Disoriented, by the time Bela realizes the girl has removed something from her bag, is saying words in a language Bela does not know, it is too late to escape the pull of the spell, and she is somewhere small and dark and clean, and she cannot get out.
. . .
“Damn fool of a demon, trying to possess a Moseley,” Tabi says, shaking her head as she closes the little box. “Come Christmas I’ll take you home with me, and Aunt Missouri’ll teach me the rest of the spell that’ll put you right.” She pauses, cocking her head. “Ah, you’re all twisted up with hurt, not real evil. Auntie was right, a lot of you just need healing. Well, that’s what the spell’s for. Takes a long time-it’ll be the next generation, or maybe even the one after that, that sees you safe and onwards. But it’ll be worth it. That’s what Auntie says, anyway, and she’s usually right about pretty much everything."
Bela cannot hear this speech. All she knows is there is something lulling and peaceful about this trap, and as much as she wants to distrust it, she cannot resist it. Perhaps . . . perhaps it would not be so bad to rest, just for a little while.
. . .
It is many years later that another young woman, called Missouri after her grandmother’s favorite aunt, opens the box to release the clean, glowing soul inside. “Off you go, now. Time for your real rest.”
Light enters the comforting darkness that has been Bela’s home for so long.
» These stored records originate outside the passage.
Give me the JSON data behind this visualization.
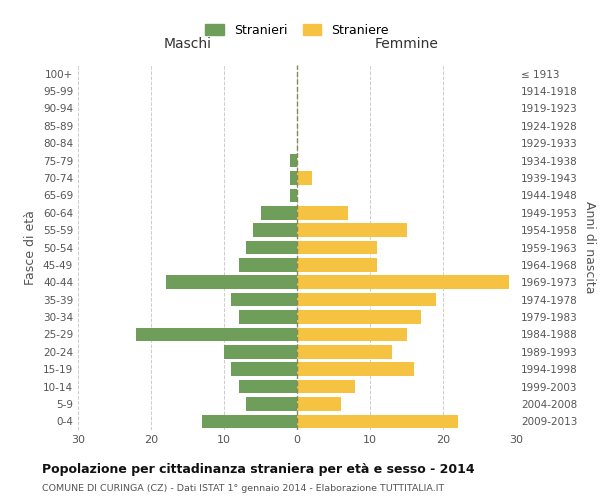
{
  "age_groups": [
    "0-4",
    "5-9",
    "10-14",
    "15-19",
    "20-24",
    "25-29",
    "30-34",
    "35-39",
    "40-44",
    "45-49",
    "50-54",
    "55-59",
    "60-64",
    "65-69",
    "70-74",
    "75-79",
    "80-84",
    "85-89",
    "90-94",
    "95-99",
    "100+"
  ],
  "birth_years": [
    "2009-2013",
    "2004-2008",
    "1999-2003",
    "1994-1998",
    "1989-1993",
    "1984-1988",
    "1979-1983",
    "1974-1978",
    "1969-1973",
    "1964-1968",
    "1959-1963",
    "1954-1958",
    "1949-1953",
    "1944-1948",
    "1939-1943",
    "1934-1938",
    "1929-1933",
    "1924-1928",
    "1919-1923",
    "1914-1918",
    "≤ 1913"
  ],
  "maschi": [
    13,
    7,
    8,
    9,
    10,
    22,
    8,
    9,
    18,
    8,
    7,
    6,
    5,
    1,
    1,
    1,
    0,
    0,
    0,
    0,
    0
  ],
  "femmine": [
    22,
    6,
    8,
    16,
    13,
    15,
    17,
    19,
    29,
    11,
    11,
    15,
    7,
    0,
    2,
    0,
    0,
    0,
    0,
    0,
    0
  ],
  "bar_color_maschi": "#6e9e5a",
  "bar_color_femmine": "#f5c242",
  "title": "Popolazione per cittadinanza straniera per età e sesso - 2014",
  "subtitle": "COMUNE DI CURINGA (CZ) - Dati ISTAT 1° gennaio 2014 - Elaborazione TUTTITALIA.IT",
  "legend_maschi": "Stranieri",
  "legend_femmine": "Straniere",
  "xlabel_left": "Maschi",
  "xlabel_right": "Femmine",
  "ylabel_left": "Fasce di età",
  "ylabel_right": "Anni di nascita",
  "xlim": 30,
  "background_color": "#ffffff",
  "grid_color": "#cccccc"
}
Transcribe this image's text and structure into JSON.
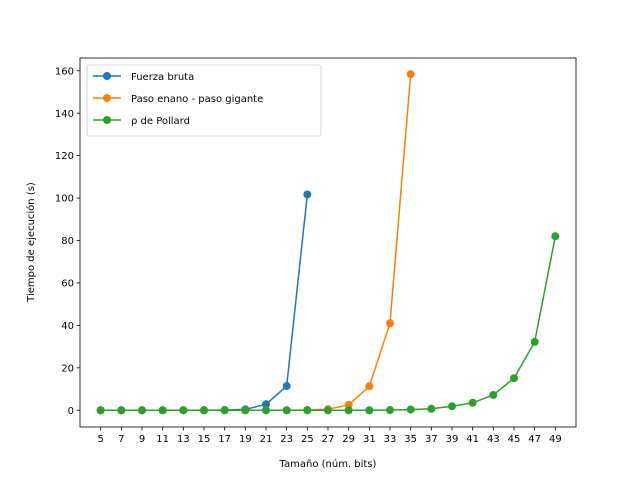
{
  "chart_data": {
    "type": "line",
    "title": "",
    "xlabel": "Tamaño (núm. bits)",
    "ylabel": "Tiempo de ejecución (s)",
    "xlim": [
      3,
      51
    ],
    "ylim": [
      -7.9,
      166
    ],
    "xticks": [
      5,
      7,
      9,
      11,
      13,
      15,
      17,
      19,
      21,
      23,
      25,
      27,
      29,
      31,
      33,
      35,
      37,
      39,
      41,
      43,
      45,
      47,
      49
    ],
    "yticks": [
      0,
      20,
      40,
      60,
      80,
      100,
      120,
      140,
      160
    ],
    "grid": false,
    "legend": "top-left",
    "series": [
      {
        "name": "Fuerza bruta",
        "color": "#1f77b4",
        "x": [
          5,
          7,
          9,
          11,
          13,
          15,
          17,
          19,
          21,
          23,
          25
        ],
        "y": [
          0.0,
          0.0,
          0.0,
          0.0,
          0.0,
          0.0,
          0.1,
          0.4,
          2.8,
          11.4,
          101.7
        ]
      },
      {
        "name": "Paso enano - paso gigante",
        "color": "#ff7f0e",
        "x": [
          5,
          7,
          9,
          11,
          13,
          15,
          17,
          19,
          21,
          23,
          25,
          27,
          29,
          31,
          33,
          35
        ],
        "y": [
          0.0,
          0.0,
          0.0,
          0.0,
          0.0,
          0.0,
          0.0,
          0.0,
          0.0,
          0.0,
          0.1,
          0.5,
          2.5,
          11.3,
          41.0,
          158.4
        ]
      },
      {
        "name": "ρ de Pollard",
        "color": "#2ca02c",
        "x": [
          5,
          7,
          9,
          11,
          13,
          15,
          17,
          19,
          21,
          23,
          25,
          27,
          29,
          31,
          33,
          35,
          37,
          39,
          41,
          43,
          45,
          47,
          49
        ],
        "y": [
          0.0,
          0.0,
          0.0,
          0.0,
          0.0,
          0.0,
          0.0,
          0.0,
          0.0,
          0.0,
          0.0,
          0.0,
          0.0,
          0.0,
          0.1,
          0.3,
          0.7,
          1.9,
          3.5,
          7.2,
          15.1,
          32.2,
          82.0
        ]
      }
    ]
  }
}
She looks up, to a great welcoming glow calling her from beyond the sky, and she flies.
As she climbs, she reflects on this change in her circumstances. She can feel that she is no longer a demon, though how this is possible she does not know. What she does know is that, though she can remember all the pain and hurt of her life and afterlife, it does not touch her, does not spur her to revenge and violence the way it once did.
She is ready for peace now, and the bright place beyond the sky is calling her home.